Simulated data
 Implement a subroutine generating random data stemming either from the same or from different distributions, either by copying code from this snippet or by implementing similar functionality yourself. Check in your code into your github repository.
 Generate a testset of 10000 analytes under two different conditions measured in 3 replicates. As you will note the data generator will generate two data frames, one containing the simulated expression values for all samplesreplicate tuples (e.g. s2_1) in columns, and all analytes in rows (e.g. a12). There is also a row for sample number in this data frame. In addition, there is a data frame containing which poulation each analyte and sample combination was stemming from. s1 is alway from population 0, while s2 is either from population 0 or 1.

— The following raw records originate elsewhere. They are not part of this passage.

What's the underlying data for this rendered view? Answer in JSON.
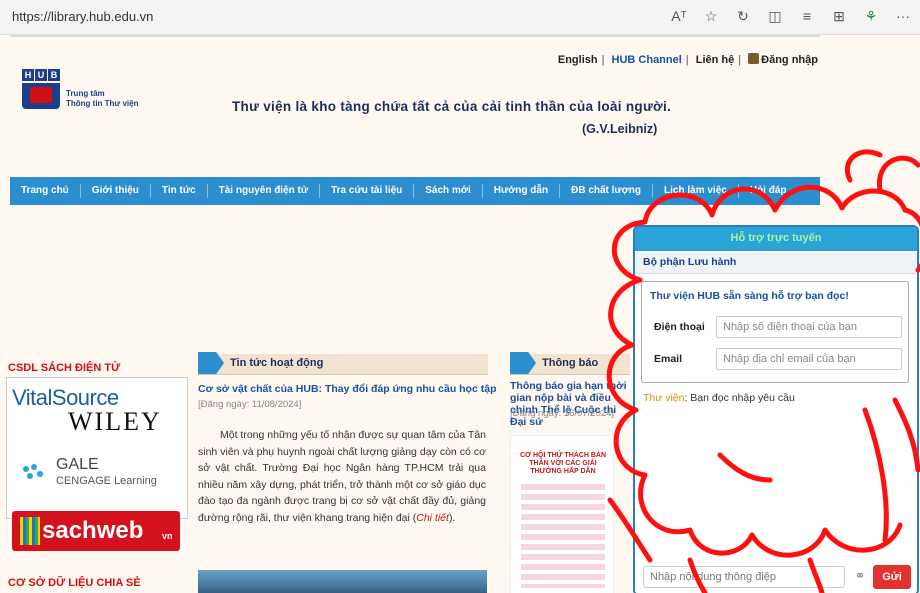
{
  "browser": {
    "url": "https://library.hub.edu.vn",
    "icons": [
      "read-aloud-icon",
      "favorite-star-icon",
      "extensions-icon",
      "split-screen-icon",
      "favorites-icon",
      "collections-icon",
      "performance-icon",
      "more-icon"
    ],
    "icon_glyphs": [
      "Aᵀ",
      "☆",
      "↻",
      "◫",
      "≡",
      "⊞",
      "⚘",
      "···"
    ]
  },
  "header": {
    "links": {
      "english": "English",
      "hub_channel": "HUB Channel",
      "contact": "Liên hệ",
      "login": "Đăng nhập"
    },
    "logo_letters": [
      "H",
      "U",
      "B"
    ],
    "logo_line1": "Trung tâm",
    "logo_line2": "Thông tin Thư viện",
    "slogan": "Thư viện là kho tàng chứa tất cả của cải tinh thần của loài người.",
    "author": "(G.V.Leibniz)"
  },
  "nav": {
    "items": [
      "Trang chủ",
      "Giới thiệu",
      "Tin tức",
      "Tài nguyên điện tử",
      "Tra cứu tài liệu",
      "Sách mới",
      "Hướng dẫn",
      "ĐB chất lượng",
      "Lịch làm việc",
      "Hỏi đáp"
    ]
  },
  "sidebar": {
    "ebook_title": "CSDL SÁCH ĐIỆN TỬ",
    "vitalsource": "VitalSource",
    "wiley": "WILEY",
    "gale": "GALE",
    "cengage": "CENGAGE Learning",
    "sachweb": "sachweb",
    "sachweb_suffix": "vn",
    "shared_title": "CƠ SỞ DỮ LIỆU CHIA SẺ"
  },
  "news": {
    "section_title": "Tin tức hoạt động",
    "title": "Cơ sở vật chất của HUB: Thay đổi đáp ứng nhu cầu học tập",
    "date": "[Đăng ngày: 11/08/2024]",
    "body": "Một trong những yếu tố nhận được sự quan tâm của Tân sinh viên và phụ huynh ngoài chất lượng giảng dạy còn có cơ sở vật chất. Trường Đại học Ngân hàng TP.HCM trải qua nhiều năm xây dựng, phát triển, trở thành một cơ sở giáo dục đào tạo đa ngành được trang bị cơ sở vật chất đầy đủ, giảng đường rộng rãi, thư viện khang trang hiện đại (",
    "more": "Chi tiết",
    "body_end": ")."
  },
  "announce": {
    "section_title": "Thông báo",
    "title": "Thông báo gia hạn thời gian nộp bài và điều chỉnh Thể lệ Cuộc thi Đại sứ",
    "date": "[Đăng ngày: 16/07/2024]",
    "poster_heading": "CƠ HỘI THỬ THÁCH BẢN THÂN VỚI CÁC GIẢI THƯỞNG HẤP DẪN"
  },
  "chat": {
    "header": "Hỗ trợ trực tuyến",
    "department": "Bộ phận Lưu hành",
    "form_heading": "Thư viện HUB sẵn sàng hỗ trợ bạn đọc!",
    "phone_label": "Điện thoại",
    "phone_placeholder": "Nhập số điện thoại của bạn",
    "email_label": "Email",
    "email_placeholder": "Nhập địa chỉ email của bạn",
    "msg_sender": "Thư viện",
    "msg_text": ": Bạn đọc nhập yêu cầu",
    "input_placeholder": "Nhập nội dung thông điệp",
    "attach_icon": "paperclip-icon",
    "send_label": "Gửi"
  },
  "colors": {
    "nav": "#2a8ecf",
    "accent_red": "#e53030",
    "doodle": "#ff1010"
  }
}
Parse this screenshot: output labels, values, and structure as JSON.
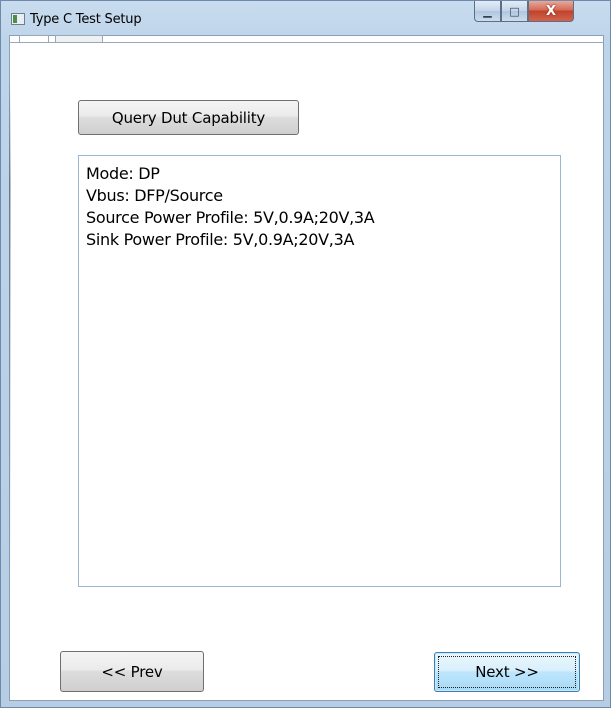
{
  "window": {
    "title": "Type C Test Setup",
    "icon": "app-window-icon",
    "controls": {
      "minimize_glyph": "▁",
      "maximize_glyph": "□",
      "close_glyph": "X"
    }
  },
  "tabs": [
    {
      "label": ""
    },
    {
      "label": ""
    }
  ],
  "actions": {
    "query_label": "Query Dut Capability",
    "prev_label": "<< Prev",
    "next_label": "Next >>"
  },
  "capability": {
    "lines": [
      "Mode: DP",
      "Vbus: DFP/Source",
      "Source Power Profile: 5V,0.9A;20V,3A",
      "Sink Power Profile: 5V,0.9A;20V,3A"
    ]
  },
  "colors": {
    "frame": "#bed4ea",
    "close_button": "#c0432c",
    "default_button_border": "#3c7fb1"
  }
}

 For each analyte, calculate a pvalue, i.e. the probability that a difference between the two conditions was observed despite they stem from the same distribution, using a ttest the function
scipy.stats.ttest_ind
 Implement a python subroutine for estimating qvalues from a set of pvalues. Follow the steps of Remark B in Storey&Tibshirani. However instead of a spline estimation in step 2, just calculate the average of the pi_0 estimates with lambda >= 0.75.
 Plot the (simulated) number of differential expression genes as a function of qvalue threshold.
 Plot the difference between qvalues and the actual fraction of null statistics (using the labels from the generator).
 (*) Generate a test set using 3 different conditions under triplicates
 (*) Implement a 1way ANOVA test to calculate pvalues for no differences between the three conditions. Use statsmodels
 (*) Repeat step 5 and 6 for this more complex testset.
 Check in your code to your github repository.
I posted my version of parts of the exercise here.
Weightloss blood plasma set
 Download the expression data from the article “Proteomics reveals the effects of sustained weight loss on the human plasma proteome”
 Import the excel file into a pandas data frame using e.g. the command
import pandas as pd
df = pd.read_excel("MSB12901s009.xlsx",skiprows=list(range(6))+list(range(15,18)),parse_cols=[0]+list(range(3,318)),header=0,index_col=0)  Test which analytes that are significantly different from Timepoint 1 to Timepoint 7 for all the patients which were present for the full experiment series. Try to reuse as much as possible from the code from your experiments with simulated data, point 46. Do an implementation using (a) a regular ttest e.g.
scipy.stats.ttest_ind
(b) using a paired ttest using e.g.scipy.stats.ttest_rel
. Make sure you understand the difference between the two tests, and why they give different results.  (*) Implement an ANOVA to test significant difference for any of the 7 points in time. In analogy with the paired ttest in the previous step, introduce a categorical blocking variable for the patients, i.e use an “Expression ~ C(Time) + C(Patient)” model. (Note that you will need to rename the tested gene product name to an easier parsable name at the time of testing, e.g. “Expression”)
 (**) Implement an ANOVA to test the influence on weight loss on plasma expression. That is “Expression ~ C(Patient) +dW”, where dW is calculated as the difference in weight of the patient since time 1, i.e. dW=0 at time 1.
 Check in your code to your github repository.
CHOcell growth data
Here we have an yet unpublished dataset on protein concentrations in the supernatant of a CHOcell bioreactor for protein concentrations. The concentrations have been determined by socalled iBAQ spectral counting.

 Download the data set.
 Read in the data to a pandas data frame. Tip: use a command like
df = pd.read_excel("CHOPER_IBAQ_sep.xlsx",header=0,index_col=0)
 remove lines with NaN or 0values.
 Test which proteins that are differentially expressed between day 10and 30 at FDR 1% using a regular ttest e.g.
scipy.stats.ttest_ind
 (*) Test differential expression over time for each protein using a pandas model “Expression ~ C(Day)”.
 (**) Compare your results to a linear regression model, e.g. “Expression ~ Day”
(*) Pathology Atlas (TCGA) Data
 Download data on survival times for liver cancer patients as well as expression data from their sequenced tumors.
 For each transcript, create a survival analysis model, using the lifelines package. Here each transcript can be tested using, for instance, a Cox’s Proportional Hazard model. Test each transcript by itself as a potential prognostic marker for the survival of the patients.
 As before, apply multiple hypothesis corrections to your calculated pvalues.
 Report the number of expression levels that you find prognostic for the survival of the patients in the cohort as a function of qvalue.